Лаура приоткрыла рот, но так ничего и не сказала. Судя по синим кругам под глазами, она не спала ночь или плакала.
— Несколько часов назад я нашел его на соседней ферме. Он скрывался у фермера Фализа…
Таким медленным, таким размеренным движением прижала она свою руку к левой стороне груди, что никто другой, кроме комиссара, и не заметил бы этого жеста.
— Судя по тому, что я слышал и видел сам, он болен чахоткой, подхваченной в тюрьме после запущенного плеврита…
В саду, перед ведущей на веранду дверью, Маргарита буквально разрывалась от лая. Она не останавливалась ни на мгновение, пока шла беседа.
— Я попросил доктора Фюрнеля осмотреть его… Хочу, чтобы вы подготовили Ирму к той огромной радости, которая ее вскоре ждет…
Молчание собеседницы начинало беспокоить Малеза, несмотря на всю его выдержку:
— Сделайте это сейчас или завтра, как сочтете удобным, но не говорите ей о состоянии здоровья сына… О беде обычно узнают достаточно быстро…
Прямая и неподвижная, Лаура продолжала упорно всматриваться в красное чрево печи.

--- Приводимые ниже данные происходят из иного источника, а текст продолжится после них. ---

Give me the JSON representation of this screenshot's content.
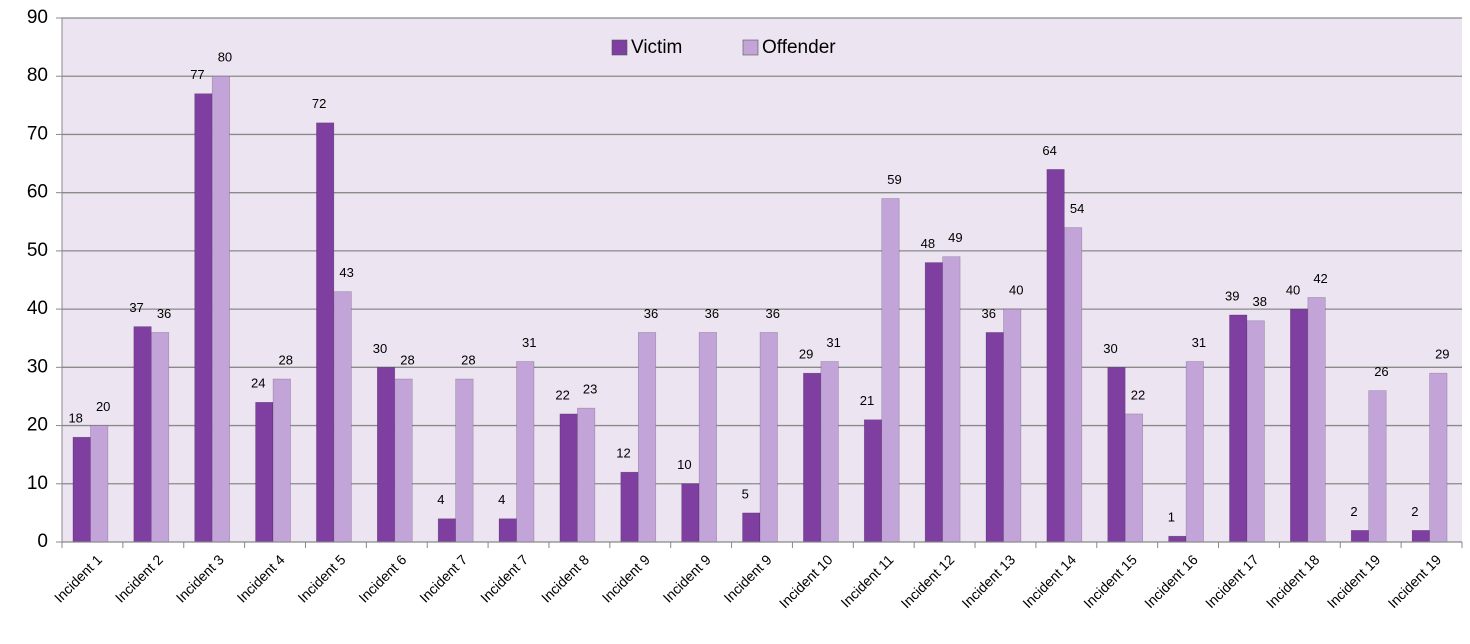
{
  "chart_data": {
    "type": "bar",
    "categories": [
      "Incident 1",
      "Incident 2",
      "Incident 3",
      "Incident 4",
      "Incident 5",
      "Incident 6",
      "Incident 7",
      "Incident 7",
      "Incident 8",
      "Incident 9",
      "Incident 9",
      "Incident 9",
      "Incident 10",
      "Incident 11",
      "Incident 12",
      "Incident 13",
      "Incident 14",
      "Incident 15",
      "Incident 16",
      "Incident 17",
      "Incident 18",
      "Incident 19",
      "Incident 19"
    ],
    "series": [
      {
        "name": "Victim",
        "color": "#7e3fa0",
        "values": [
          18,
          37,
          77,
          24,
          72,
          30,
          4,
          4,
          22,
          12,
          10,
          5,
          29,
          21,
          48,
          36,
          64,
          30,
          1,
          39,
          40,
          2,
          2
        ]
      },
      {
        "name": "Offender",
        "color": "#c2a4d8",
        "values": [
          20,
          36,
          80,
          28,
          43,
          28,
          28,
          31,
          23,
          36,
          36,
          36,
          31,
          59,
          49,
          40,
          54,
          22,
          31,
          38,
          42,
          26,
          29
        ]
      }
    ],
    "ylim": [
      0,
      90
    ],
    "yticks": [
      0,
      10,
      20,
      30,
      40,
      50,
      60,
      70,
      80,
      90
    ],
    "grid": true,
    "legend": "top"
  }
}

— Вы добрый человек, — наконец произнесла она тихим голосом, словно возвращаясь на землю из другого мира.
Она подняла глаза:
— Вы имеете право узнать все до конца.
Малез заерзал на стуле.
— Основное мне уже известно, — живо сказал он, торопясь услышать признания, которые давно ждал. — Ваш двоюродный брат Арман мне нарисовал отнюдь не лестный, но вроде бы верный портрет вашего жениха. Не вы ли раскрыли глаза вашей тете после смерти Жильбера?
— Нет. Ирэн… Она не предвидела трагических последствий своих разоблачений…
— И все еще испытывает угрызения совести?
— Да. До такой степени, что больше не считает себя имеющей право на счастье. Она убеждена, что виновна в смерти моей тетушки.
— Какое безумие! — воскликнул Малез.
— Ее ничто уже больше не утешит. Она считает, что ей следовало оставить мать Жильбера в плену ее иллюзий. На неверный шаг ее подтолкнуло горе, испытанное после женитьбы Эмиля на другой…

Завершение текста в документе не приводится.